Can I Include Credit Card Debt & Home in a Bankruptcy?
- If you are struggling with unsecured debt such as credit card balances, your best option can often be Chapter 7, or a liquidation bankruptcy. This wipes away all of your unsecured debt, although some of your possessions can be seized to pay your creditors. To qualify for Chapter 7 you must pass a means test that demonstrates you cannot pay back your debts.
- You cannot wipe away secured debt such as a mortgage in a Chapter 7 filing. If you are behind on your mortgage, you will still have to make this good if you want to keep your home and avoid foreclosure. If you have significant equity in your home, it may be in danger of being seized and sold to pay off your creditors. This depends on the level of homestead exemption allowed under your state laws.

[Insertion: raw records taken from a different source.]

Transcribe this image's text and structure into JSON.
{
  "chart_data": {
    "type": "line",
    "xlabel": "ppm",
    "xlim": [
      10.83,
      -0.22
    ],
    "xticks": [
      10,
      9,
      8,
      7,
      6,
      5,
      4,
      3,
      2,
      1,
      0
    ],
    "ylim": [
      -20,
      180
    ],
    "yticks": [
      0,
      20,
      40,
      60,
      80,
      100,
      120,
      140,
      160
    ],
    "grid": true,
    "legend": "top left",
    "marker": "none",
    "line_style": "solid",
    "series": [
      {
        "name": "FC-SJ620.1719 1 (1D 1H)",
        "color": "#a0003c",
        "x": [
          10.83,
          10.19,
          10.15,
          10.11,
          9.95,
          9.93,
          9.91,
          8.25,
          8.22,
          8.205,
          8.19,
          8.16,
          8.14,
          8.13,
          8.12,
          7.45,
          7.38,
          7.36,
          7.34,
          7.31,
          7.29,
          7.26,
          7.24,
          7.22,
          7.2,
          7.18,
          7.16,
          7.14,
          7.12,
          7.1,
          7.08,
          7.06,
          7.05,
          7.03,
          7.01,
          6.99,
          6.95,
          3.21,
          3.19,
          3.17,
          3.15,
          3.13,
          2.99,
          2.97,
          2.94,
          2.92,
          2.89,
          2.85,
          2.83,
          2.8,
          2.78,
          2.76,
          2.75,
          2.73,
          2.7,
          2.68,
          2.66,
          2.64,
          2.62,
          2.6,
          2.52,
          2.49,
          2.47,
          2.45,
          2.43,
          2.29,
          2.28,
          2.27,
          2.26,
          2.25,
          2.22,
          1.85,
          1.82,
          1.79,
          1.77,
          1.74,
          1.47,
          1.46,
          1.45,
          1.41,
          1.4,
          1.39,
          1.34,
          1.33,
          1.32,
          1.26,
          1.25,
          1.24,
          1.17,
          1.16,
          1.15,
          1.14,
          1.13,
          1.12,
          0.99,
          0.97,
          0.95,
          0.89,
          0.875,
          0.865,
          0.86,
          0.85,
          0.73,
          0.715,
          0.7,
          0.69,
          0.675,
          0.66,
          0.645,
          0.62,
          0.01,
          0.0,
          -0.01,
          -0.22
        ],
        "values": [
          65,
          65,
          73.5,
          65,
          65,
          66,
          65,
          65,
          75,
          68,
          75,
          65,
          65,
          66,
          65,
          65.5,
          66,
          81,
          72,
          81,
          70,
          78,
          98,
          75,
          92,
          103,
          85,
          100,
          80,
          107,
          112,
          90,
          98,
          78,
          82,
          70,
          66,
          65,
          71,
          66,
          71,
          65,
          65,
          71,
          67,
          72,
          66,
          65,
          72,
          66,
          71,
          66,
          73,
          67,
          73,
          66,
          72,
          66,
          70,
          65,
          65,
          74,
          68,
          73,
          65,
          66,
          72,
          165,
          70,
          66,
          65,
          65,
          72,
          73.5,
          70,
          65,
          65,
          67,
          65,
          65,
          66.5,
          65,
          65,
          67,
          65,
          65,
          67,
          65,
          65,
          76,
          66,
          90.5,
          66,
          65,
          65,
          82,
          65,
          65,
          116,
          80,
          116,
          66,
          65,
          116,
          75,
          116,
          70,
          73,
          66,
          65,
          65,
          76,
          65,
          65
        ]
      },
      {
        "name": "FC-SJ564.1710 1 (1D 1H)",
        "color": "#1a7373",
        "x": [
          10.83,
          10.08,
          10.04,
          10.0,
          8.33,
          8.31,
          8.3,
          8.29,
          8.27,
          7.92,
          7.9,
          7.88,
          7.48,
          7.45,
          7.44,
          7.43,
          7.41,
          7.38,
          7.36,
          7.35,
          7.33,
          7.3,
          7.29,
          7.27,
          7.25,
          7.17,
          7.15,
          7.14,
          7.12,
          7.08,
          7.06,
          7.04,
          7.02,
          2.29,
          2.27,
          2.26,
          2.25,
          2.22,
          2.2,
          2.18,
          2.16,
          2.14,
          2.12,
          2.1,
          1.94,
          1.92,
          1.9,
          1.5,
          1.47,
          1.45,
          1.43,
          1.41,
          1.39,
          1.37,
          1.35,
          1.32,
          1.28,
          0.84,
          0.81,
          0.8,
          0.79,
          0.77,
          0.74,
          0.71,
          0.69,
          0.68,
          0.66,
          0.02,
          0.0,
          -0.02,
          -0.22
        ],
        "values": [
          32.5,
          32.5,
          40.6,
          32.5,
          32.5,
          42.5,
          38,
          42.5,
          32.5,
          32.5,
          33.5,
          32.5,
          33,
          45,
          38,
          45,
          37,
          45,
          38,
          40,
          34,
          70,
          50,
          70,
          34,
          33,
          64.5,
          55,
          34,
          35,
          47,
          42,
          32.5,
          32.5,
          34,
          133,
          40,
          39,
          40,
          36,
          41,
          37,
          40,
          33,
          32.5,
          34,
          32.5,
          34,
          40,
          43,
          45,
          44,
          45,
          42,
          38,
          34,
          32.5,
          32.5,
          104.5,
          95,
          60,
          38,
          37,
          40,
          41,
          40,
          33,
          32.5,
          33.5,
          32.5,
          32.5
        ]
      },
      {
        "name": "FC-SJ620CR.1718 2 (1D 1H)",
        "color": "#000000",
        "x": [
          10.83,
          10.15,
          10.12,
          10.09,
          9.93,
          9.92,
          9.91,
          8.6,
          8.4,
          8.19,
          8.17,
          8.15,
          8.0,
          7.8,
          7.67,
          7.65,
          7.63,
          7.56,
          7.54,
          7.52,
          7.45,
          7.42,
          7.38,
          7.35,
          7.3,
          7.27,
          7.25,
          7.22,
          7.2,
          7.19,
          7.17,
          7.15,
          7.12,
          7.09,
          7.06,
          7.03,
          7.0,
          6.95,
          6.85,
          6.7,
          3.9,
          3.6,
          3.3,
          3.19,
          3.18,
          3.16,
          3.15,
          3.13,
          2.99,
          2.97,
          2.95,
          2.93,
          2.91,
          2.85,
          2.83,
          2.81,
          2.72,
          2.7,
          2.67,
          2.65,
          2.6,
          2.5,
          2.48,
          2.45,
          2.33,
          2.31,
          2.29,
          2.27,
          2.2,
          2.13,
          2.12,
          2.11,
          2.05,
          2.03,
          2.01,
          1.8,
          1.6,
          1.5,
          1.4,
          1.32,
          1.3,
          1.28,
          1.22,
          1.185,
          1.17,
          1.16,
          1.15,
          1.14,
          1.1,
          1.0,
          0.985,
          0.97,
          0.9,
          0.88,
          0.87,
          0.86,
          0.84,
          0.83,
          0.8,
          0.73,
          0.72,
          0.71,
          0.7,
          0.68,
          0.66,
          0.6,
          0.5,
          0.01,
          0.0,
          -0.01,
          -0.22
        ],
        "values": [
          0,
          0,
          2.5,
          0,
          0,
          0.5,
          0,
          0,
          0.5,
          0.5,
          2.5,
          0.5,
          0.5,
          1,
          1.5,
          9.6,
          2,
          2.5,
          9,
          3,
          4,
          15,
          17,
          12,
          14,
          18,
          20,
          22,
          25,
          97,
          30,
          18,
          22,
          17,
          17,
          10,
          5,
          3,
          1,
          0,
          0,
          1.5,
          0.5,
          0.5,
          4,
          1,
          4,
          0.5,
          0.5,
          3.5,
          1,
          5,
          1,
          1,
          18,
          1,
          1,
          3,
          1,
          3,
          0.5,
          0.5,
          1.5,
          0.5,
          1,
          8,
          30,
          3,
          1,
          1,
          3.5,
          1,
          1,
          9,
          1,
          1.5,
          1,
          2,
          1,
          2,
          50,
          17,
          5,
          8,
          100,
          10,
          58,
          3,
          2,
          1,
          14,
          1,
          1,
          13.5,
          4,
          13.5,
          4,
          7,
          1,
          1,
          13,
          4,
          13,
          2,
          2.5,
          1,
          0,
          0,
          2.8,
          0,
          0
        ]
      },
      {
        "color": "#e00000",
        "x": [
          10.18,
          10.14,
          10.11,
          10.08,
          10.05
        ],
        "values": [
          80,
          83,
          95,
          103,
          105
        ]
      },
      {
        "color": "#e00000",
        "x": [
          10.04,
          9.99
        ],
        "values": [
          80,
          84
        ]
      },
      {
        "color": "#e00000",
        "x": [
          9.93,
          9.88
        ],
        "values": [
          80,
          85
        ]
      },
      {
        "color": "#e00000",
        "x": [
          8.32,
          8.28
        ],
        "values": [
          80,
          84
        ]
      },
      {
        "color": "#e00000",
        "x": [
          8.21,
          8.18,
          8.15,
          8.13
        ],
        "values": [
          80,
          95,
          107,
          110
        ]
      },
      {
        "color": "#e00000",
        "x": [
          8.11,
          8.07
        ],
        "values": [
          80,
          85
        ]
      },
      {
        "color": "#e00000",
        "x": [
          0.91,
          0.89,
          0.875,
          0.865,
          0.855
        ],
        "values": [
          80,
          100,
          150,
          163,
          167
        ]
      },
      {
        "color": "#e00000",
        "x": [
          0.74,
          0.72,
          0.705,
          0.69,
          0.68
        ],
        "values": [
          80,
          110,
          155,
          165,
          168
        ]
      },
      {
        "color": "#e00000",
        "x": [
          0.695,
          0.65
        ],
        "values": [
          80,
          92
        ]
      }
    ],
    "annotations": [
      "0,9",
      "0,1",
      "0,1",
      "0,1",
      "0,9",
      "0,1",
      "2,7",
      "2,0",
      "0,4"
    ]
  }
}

- Chapter 13 is sometimes chosen by people who need to save their homes from foreclosure. Chapter 13 includes a repayment plan as a way for you to pay back at least a portion of your debts. Your mortgage can be included in this repayment plan and if it is approved by the bankruptcy court, your lender cannot then foreclose. To keep your home safe, you must then stick to your repayment plan and get current on your mortgage within a three- to five-year time span.
- Unsecured debt such as a credit card balance is not automatically wiped away in a Chapter 13 filing the way it is in Chapter 7. At least a portion of it will usually be included in your repayment plan. It is not given as high a priority as secured debts, but you must put some portion of your disposable income toward repaying it. In practice, most people in Chapter 13 do not have to pay back the full amount of their credit card debt.